Name Formatting

Remove dates and Unwanted Characters from Name Fields

One item that came up in this example was that some items had birth and death ranges that we needed to remove. While you can find and replace specific punctuation in Google Sheets, random sets of yyyy date ranges is a little trickier. Using OpenRefine:

  • Select the column with the author names
  • Select the dropdown menu > Edit Cells > Transform
  • Enter the following GREL expression:
value.replace(/,\s?\d{4}-?/, "")
Gif of the OpenRefine Interface Removing Dates and Unwanted Characters from Name Fields
Removing Dates and Unwanted Characters from Name Fields

Explanation of the Formula

  • value: Refers to the content of each cell in the column.
  • .replace(...): Applies a regular expression to find and replace the birth date portion.
  • /,\s?\d{4}-?/: This regular expression matches:
    • ,: A comma
    • \s?: An optional space
    • \d{4}: Exactly four digits (representing the year)
    • -?: An optional hyphen (to account for cases where the year might or might not be followed by a dash)

This formula will remove any pattern like , 1957- or ,1957 from the names, leaving just the author’s name without the birth date.

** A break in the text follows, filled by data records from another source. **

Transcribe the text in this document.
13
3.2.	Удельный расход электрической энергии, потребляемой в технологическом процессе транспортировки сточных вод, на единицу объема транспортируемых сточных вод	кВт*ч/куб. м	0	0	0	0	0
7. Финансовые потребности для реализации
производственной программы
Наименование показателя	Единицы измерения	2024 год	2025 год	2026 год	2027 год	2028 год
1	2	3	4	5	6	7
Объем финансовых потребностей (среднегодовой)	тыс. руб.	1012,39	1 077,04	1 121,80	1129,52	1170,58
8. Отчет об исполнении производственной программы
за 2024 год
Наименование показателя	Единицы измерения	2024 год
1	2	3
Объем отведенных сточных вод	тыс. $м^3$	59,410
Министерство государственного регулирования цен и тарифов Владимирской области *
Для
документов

Standardizing Author Names to “Last Name, First Name” Format

While the names in the example metadata we are using were already formatted correctly, the following steps will show you how to transform names from “First Last” to “Last, First” format, using GREL to split and reorder the names.

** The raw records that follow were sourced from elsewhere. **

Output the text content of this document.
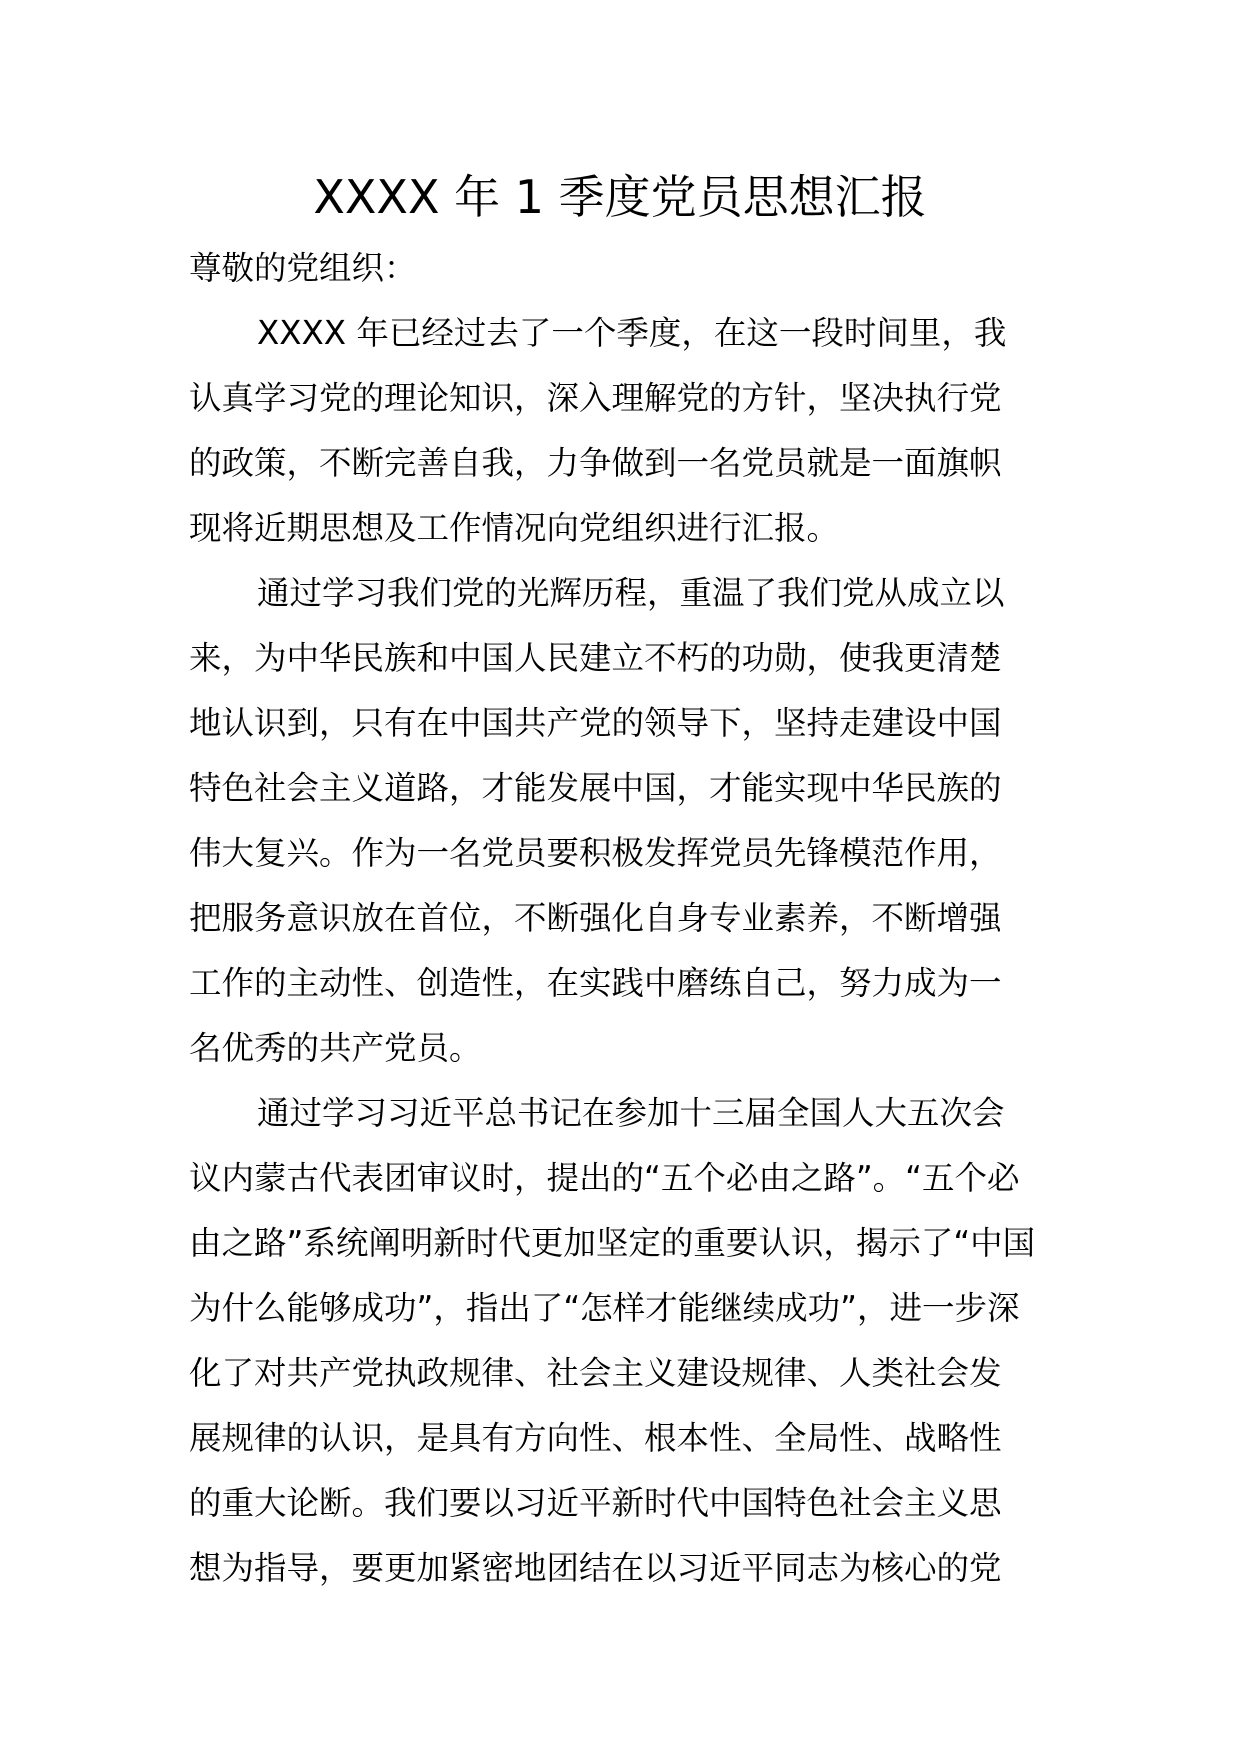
XXXX 年 1 季度党员思想汇报
尊敬的党组织：
XXXX 年已经过去了一个季度，在这一段时间里，我
认真学习党的理论知识，深入理解党的方针，坚决执行党
的政策，不断完善自我，力争做到一名党员就是一面旗帜
现将近期思想及工作情况向党组织进行汇报。
通过学习我们党的光辉历程，重温了我们党从成立以
来，为中华民族和中国人民建立不朽的功勋，使我更清楚
地认识到，只有在中国共产党的领导下，坚持走建设中国
特色社会主义道路，才能发展中国，才能实现中华民族的
伟大复兴。作为一名党员要积极发挥党员先锋模范作用，
把服务意识放在首位，不断强化自身专业素养，不断增强
工作的主动性、创造性，在实践中磨练自己，努力成为一
名优秀的共产党员。
通过学习习近平总书记在参加十三届全国人大五次会
议内蒙古代表团审议时，提出的“五个必由之路”。“五个必
由之路”系统阐明新时代更加坚定的重要认识，揭示了“中国
为什么能够成功”，指出了“怎样才能继续成功”，进一步深
化了对共产党执政规律、社会主义建设规律、人类社会发
展规律的认识，是具有方向性、根本性、全局性、战略性
的重大论断。我们要以习近平新时代中国特色社会主义思
想为指导，要更加紧密地团结在以习近平同志为核心的党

a. Select Dropdown of Author Column

b. “Edit cells” > “Transform…”

c. Enter the Transformation Expression:

 ```
if(value.split(" ").length() == 3,    value.split(" ")[2] + " " + value.split(" ")[1] + ", " + value.split(" ")[0],    value.split(" ")[1] + ", " + value.split(" ")[0] )
 ```
  • Click “OK” to apply the transformation.
Gif of the OpenRefine Interface Converting Author Names from First Name Last Name to Last Name, First Name
Converting Author Names from First Name Last Name to Last Name, First Name

Explanation of the Formula

  1. value.split(" ").length() == 3: Checks if there are three parts in the name.
  2. For Three-Part Names: If the name has three parts (e.g., "first name middle initial last name"), it reorders to "last name middle initial, first name".
  3. For Two-Part Names: If there are only two parts (e.g., "first name last name"), it reorders to "last name, first name".